Van Auken demonstrates that some entries, particularly those regarding killings and flights into exile, did convey moral judgments, but these were not imposed by a later editor, as was long assumed. Rather, they were implicit in the linguistic conventions followed in the original annals. Regicides could be especially complicated in how they were recorded and who was assigned blame. She observes that Lu annalists consistently omitted references to outgoing diplomatic visits in which their own representatives were put in an inferior position as guests to other rulers, and that two specialized subordinating verbs were only employed in the 116 instances in which Lu formally received visitors, as opposed to the 104 occurrences of Lu diplomats travelling elsewhere. Again and again she marshals exact quantifiable evidence, which she cautiously and persuasively interprets. One of her key findings is that the hierarchical ordering throughout the text is consistent, despite shifts of actual political and military power among Chinese states during the two and a half centuries covered by the Spring and Autumn.
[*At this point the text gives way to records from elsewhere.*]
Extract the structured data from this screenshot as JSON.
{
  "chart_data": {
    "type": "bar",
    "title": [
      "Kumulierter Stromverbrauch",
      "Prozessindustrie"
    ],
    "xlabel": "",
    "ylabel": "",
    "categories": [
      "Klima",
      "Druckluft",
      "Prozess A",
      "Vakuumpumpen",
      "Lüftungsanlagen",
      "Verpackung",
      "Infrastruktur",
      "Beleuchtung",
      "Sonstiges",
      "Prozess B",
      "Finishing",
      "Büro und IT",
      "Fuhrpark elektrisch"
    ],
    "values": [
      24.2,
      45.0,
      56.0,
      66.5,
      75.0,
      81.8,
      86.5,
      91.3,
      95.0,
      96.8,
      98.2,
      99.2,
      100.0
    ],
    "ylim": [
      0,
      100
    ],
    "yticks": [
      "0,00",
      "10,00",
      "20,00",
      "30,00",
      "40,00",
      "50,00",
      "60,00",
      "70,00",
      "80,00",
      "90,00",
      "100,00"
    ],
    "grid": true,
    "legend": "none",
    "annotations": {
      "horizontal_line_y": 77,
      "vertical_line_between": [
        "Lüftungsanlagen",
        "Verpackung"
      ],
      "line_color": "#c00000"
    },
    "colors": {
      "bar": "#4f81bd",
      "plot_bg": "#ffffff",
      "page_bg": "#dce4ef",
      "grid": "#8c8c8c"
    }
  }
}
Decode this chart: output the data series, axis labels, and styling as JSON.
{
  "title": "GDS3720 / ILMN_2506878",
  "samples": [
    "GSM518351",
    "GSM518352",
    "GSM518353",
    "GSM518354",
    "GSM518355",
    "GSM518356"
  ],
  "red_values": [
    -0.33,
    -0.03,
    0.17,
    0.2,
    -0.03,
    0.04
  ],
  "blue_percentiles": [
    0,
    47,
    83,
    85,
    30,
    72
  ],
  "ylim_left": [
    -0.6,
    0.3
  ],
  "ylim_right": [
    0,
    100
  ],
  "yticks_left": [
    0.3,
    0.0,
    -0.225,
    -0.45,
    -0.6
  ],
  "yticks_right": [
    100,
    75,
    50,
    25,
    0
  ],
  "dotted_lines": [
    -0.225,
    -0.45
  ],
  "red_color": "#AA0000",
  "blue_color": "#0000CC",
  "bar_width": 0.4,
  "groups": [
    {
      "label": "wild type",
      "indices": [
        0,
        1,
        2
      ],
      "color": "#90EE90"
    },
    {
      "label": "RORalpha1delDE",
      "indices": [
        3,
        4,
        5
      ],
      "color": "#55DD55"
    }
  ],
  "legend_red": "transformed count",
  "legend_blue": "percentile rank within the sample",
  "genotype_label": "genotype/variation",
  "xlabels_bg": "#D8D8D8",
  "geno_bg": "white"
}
The text reflects an idealized ranking, in which the state of Lu was always given priority, even when it was less powerful or influential than some of its neighbors.

Specific events and broad social hierarchies are contextualized and analyzed by comparison with other early texts such as the narratives in the Zuo Tradition and Conversations of the States, as well as discussions in the Rites Record [Liji] and Ceremonies and Rites [Yi li]. In making her assessments, Van Auken draws on the long tradition of Spring and Autumn scholarship in Chinese, along with Western studies of Chinese historiography. (It may be somewhat unusual to point out, but many of her endnotes are a pleasure to read as they survey centuries of scholarship and occasionally make comparative references to ancient Egyptian and Roman historiography.) She also corrects misunderstandings both old and new, for instance when the Zuo Tradition mistakenly claimed that the generic designation ren (人) was used to indicate some sort of blame or criticism (39), or when the pioneering sinologist George Kennedy supposed that the frequency of notices of deaths in other states was correlated with their distance from Lu (270n38).

Throughout her book, Van Auken handles large quantities of complicated data with admirable clarity and precision, with the sixteen tables and sixteen sample data sets being particularly helpful. Exceptions and anomalies are duly noted, exhaustively so, but often in the endnotes, so as not to overly complicate her presentation of patterns. It is important to observe that Van Auken is not especially concerned with the history of the Spring and Autumn period. Rather, as her title indicates, she is interested in historiography. She demonstrates that the purpose of the Spring and Autumn was not to encode esoteric, sagely judgments, nor was it an unsophisticated record of recent events. Instead, it was deliberately shaped to reflect status and hierarchy by Lu scribes following conventional rules of what could and should be recorded, in regular formulas and linguistic patterns. What she has uncovered is not the history of the era, but rather the values and priorities of the annalists. It is hard to imagine this type of textual analysis ever being done more thoroughly or accurately. To my mind, Van Auken has resolved two millennia of scholarly speculation and partial interpretations. Her Spring and Autumn Historiography is a remarkable academic achievement.